By Steven Philp
Friday evening, nearly 3,000 people packed themselves in to the Roy Thompson Hall in Toronto, Canada to witness former-British Prime Minister Tony Blair and author Christopher Hitchens grapple with the merits of religion. The event was part of the Munk Debate series, organized by the Aurea Foundation, for which the prompt was simply: “Be it resolved, religion is a force for good in the world.” Blair–a recent convert to the Roman Catholic Church – was tasked with defending the necessity of faith communities, while Hitchens–author of the best-seller God is Not Great–argued that religion is the source of incalculable misery throughout human history. During the 90-minute debate, Hitchens seemed to hold sway over the crowd although a pre-debate poll showed 57% of the audience already agreed with his position, compared to the 22% who were sympathetic with Blair. The remaining participants were undecided.
As might be expected from such vocal personalities, both men conceded little to their opponent. Hitchens characterized religion as a dangerous anachronism, comparing G-d to “a kind of divine North Korea.” He equated omniscience to malevolence, arguing, “Once you assume a creator and a plan it makes us subjects in a cruel experiment.” Blair held the defensive through most of the debate, returning to the theme that throughout history people of faith have been engaged in acts for the betterment of humankind. “The proposition that religion is unadulterated poison is unsustainable,” Blair argued, pointing out that such generalizations ignore the multifaceted nature of faith communities. Yet in the end, he failed to qualify religion as more than “a benign progressive framework by which to live our lives.”
That this debate occurred Friday evening is apropos of a similar discussion within the Jewish community, as each Shabbat we are asked to make a conscious decision about what it means to be a Jew. On one hand, Judaism is a matter of faith affirmed by the commandments of shamor v’zachor, to keep and remember, the Sabbath. On the other, it is a cultural heritage that extends beyond the synagogue–if it includes it at all. As Jews we ask ourselves if Judaism as religion is “a force for good” in our lives, in our communities, and the world at large.

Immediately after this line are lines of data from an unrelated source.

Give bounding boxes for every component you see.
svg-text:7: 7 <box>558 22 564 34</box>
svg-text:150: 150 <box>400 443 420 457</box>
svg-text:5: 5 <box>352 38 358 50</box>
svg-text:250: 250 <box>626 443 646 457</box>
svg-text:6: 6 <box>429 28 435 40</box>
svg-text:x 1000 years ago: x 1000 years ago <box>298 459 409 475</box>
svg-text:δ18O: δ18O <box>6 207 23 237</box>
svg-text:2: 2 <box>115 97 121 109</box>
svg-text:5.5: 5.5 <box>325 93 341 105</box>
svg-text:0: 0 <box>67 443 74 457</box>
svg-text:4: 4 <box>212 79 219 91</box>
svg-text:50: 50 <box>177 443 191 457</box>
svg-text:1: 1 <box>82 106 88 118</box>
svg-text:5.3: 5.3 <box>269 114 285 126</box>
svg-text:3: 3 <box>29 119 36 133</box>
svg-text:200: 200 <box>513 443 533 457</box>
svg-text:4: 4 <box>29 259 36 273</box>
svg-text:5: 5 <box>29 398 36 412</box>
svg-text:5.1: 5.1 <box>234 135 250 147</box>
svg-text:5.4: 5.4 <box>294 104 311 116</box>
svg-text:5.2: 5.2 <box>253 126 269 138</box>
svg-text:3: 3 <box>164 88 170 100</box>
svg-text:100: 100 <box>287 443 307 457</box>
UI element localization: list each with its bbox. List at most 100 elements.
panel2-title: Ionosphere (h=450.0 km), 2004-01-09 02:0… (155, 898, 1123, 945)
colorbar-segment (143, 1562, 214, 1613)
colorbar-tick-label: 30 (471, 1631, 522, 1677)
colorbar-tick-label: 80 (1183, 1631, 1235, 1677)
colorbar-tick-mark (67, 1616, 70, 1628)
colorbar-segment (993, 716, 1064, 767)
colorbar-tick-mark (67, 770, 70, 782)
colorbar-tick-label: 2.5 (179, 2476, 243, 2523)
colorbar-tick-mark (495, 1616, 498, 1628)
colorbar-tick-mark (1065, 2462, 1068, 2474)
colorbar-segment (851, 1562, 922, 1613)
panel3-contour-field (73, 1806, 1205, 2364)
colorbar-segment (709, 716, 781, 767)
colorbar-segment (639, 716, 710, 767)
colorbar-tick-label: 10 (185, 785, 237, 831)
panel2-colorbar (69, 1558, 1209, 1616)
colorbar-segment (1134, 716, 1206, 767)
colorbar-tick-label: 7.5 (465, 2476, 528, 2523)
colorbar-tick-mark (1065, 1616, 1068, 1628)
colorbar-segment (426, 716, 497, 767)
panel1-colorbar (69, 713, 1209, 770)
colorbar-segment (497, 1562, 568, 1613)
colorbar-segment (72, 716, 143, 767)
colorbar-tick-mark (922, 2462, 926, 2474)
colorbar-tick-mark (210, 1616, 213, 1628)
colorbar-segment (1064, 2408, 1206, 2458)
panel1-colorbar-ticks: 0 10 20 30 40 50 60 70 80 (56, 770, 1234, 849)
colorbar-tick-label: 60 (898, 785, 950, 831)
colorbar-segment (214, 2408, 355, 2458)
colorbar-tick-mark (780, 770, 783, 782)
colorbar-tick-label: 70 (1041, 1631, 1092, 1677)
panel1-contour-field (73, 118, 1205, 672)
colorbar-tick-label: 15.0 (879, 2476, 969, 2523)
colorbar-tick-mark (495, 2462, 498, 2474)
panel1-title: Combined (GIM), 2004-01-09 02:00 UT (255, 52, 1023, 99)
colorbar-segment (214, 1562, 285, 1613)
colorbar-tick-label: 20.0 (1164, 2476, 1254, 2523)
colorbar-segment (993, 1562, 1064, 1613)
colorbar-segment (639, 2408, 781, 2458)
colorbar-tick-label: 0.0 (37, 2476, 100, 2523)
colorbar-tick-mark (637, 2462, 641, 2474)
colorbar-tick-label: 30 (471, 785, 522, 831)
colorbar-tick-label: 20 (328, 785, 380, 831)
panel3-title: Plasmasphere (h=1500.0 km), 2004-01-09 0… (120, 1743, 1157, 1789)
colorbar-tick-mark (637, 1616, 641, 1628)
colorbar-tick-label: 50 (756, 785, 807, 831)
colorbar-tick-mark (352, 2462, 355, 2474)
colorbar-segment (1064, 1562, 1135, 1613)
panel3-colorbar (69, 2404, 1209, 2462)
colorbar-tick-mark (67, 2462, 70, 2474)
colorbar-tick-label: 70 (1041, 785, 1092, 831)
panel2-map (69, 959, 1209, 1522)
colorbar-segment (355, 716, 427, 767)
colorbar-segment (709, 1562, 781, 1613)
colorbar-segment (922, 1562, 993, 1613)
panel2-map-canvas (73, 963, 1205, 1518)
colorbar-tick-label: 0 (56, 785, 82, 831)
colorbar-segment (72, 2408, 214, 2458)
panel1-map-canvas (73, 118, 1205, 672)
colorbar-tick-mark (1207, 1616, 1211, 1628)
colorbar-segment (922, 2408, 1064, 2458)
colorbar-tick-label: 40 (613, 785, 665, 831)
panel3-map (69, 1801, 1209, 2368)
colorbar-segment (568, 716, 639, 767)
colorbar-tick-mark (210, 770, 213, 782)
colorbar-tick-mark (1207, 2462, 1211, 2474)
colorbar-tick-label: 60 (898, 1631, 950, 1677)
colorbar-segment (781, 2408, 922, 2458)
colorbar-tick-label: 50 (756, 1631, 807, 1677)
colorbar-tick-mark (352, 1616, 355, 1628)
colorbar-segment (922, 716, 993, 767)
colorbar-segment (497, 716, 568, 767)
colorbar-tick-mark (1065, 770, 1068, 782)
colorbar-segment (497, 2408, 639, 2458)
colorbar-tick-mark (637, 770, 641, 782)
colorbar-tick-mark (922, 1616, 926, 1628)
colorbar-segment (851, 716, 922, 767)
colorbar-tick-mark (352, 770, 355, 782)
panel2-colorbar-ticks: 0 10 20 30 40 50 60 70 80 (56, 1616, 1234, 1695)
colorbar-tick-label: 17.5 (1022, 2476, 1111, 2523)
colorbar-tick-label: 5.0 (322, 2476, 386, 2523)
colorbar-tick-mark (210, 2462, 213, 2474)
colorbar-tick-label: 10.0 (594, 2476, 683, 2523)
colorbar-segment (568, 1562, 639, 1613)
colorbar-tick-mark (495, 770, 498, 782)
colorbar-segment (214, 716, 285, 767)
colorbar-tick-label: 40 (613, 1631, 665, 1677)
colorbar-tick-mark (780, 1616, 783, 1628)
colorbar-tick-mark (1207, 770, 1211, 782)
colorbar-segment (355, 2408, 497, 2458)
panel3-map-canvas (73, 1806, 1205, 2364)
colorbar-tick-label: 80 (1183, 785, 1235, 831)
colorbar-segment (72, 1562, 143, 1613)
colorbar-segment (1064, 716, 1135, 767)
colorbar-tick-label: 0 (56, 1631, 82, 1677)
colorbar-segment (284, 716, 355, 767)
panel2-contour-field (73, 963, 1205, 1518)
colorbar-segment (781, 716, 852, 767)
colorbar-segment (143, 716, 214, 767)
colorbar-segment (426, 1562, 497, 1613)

Unfortunately, elements of faith have been used through our history for oppression; consequently, it may not be surprising that traditionally subjugated minorities–women and the LGBT community, for example–have found greater degrees of mobility within those denominations of Judaism that have moved further away from strict observance. At the same time, there have been countless Jews who have contributed to the betterment of our communities – looking at the Forward 50 published earlier this year, we can see contemporary examples of fellow Jews who have taken leadership on a variety of issues. Yet contrary to Blair’s characterization of do-gooders their individual relationship to Judaism is not necessarily one of faith, even as this heritage may have inspired them toward a certain moral imperative. In this way, the religious element may not be necessary for the performing of good deeds. At the same time, there are many on the list that have an intimate relationship with Judaism as a faith practice. For them, it’s an inextricable part of their Jewish identity.
Then is it possible to separate Judaism as faith from Judaism as cultural heritage? I recently had the opportunity to sit down with Rabbi Adam Chalom of Congregation Kol Chadash, a growing Humanistic community north of Chicago proper. He explained that the purpose of Humanistic Judaism is to honor Jewish culture in a way that is human-centered; it is a space for the secular Jew to celebrate his or her heritage, while “saying what they believe, and believing what they say.” In some cases, that may mean removing G-d from the equation. On the other hand, as a Jew-by-choice my approach to Judaism is one defined almost exclusively by faith; unlike Rabbi Chalom, I lack the cultural heritage of a born-Jew. Yet through our conversation, it was evident that we shared one key belief: Judaism can be “a force for good in the world.” It is true that our tradition – inherited or chosen–has been used to maintain systems of oppression. Yet it has also served, and continues to serve, as a source of inspiration for the betterment of mankind, for both secular and observant Jews alike.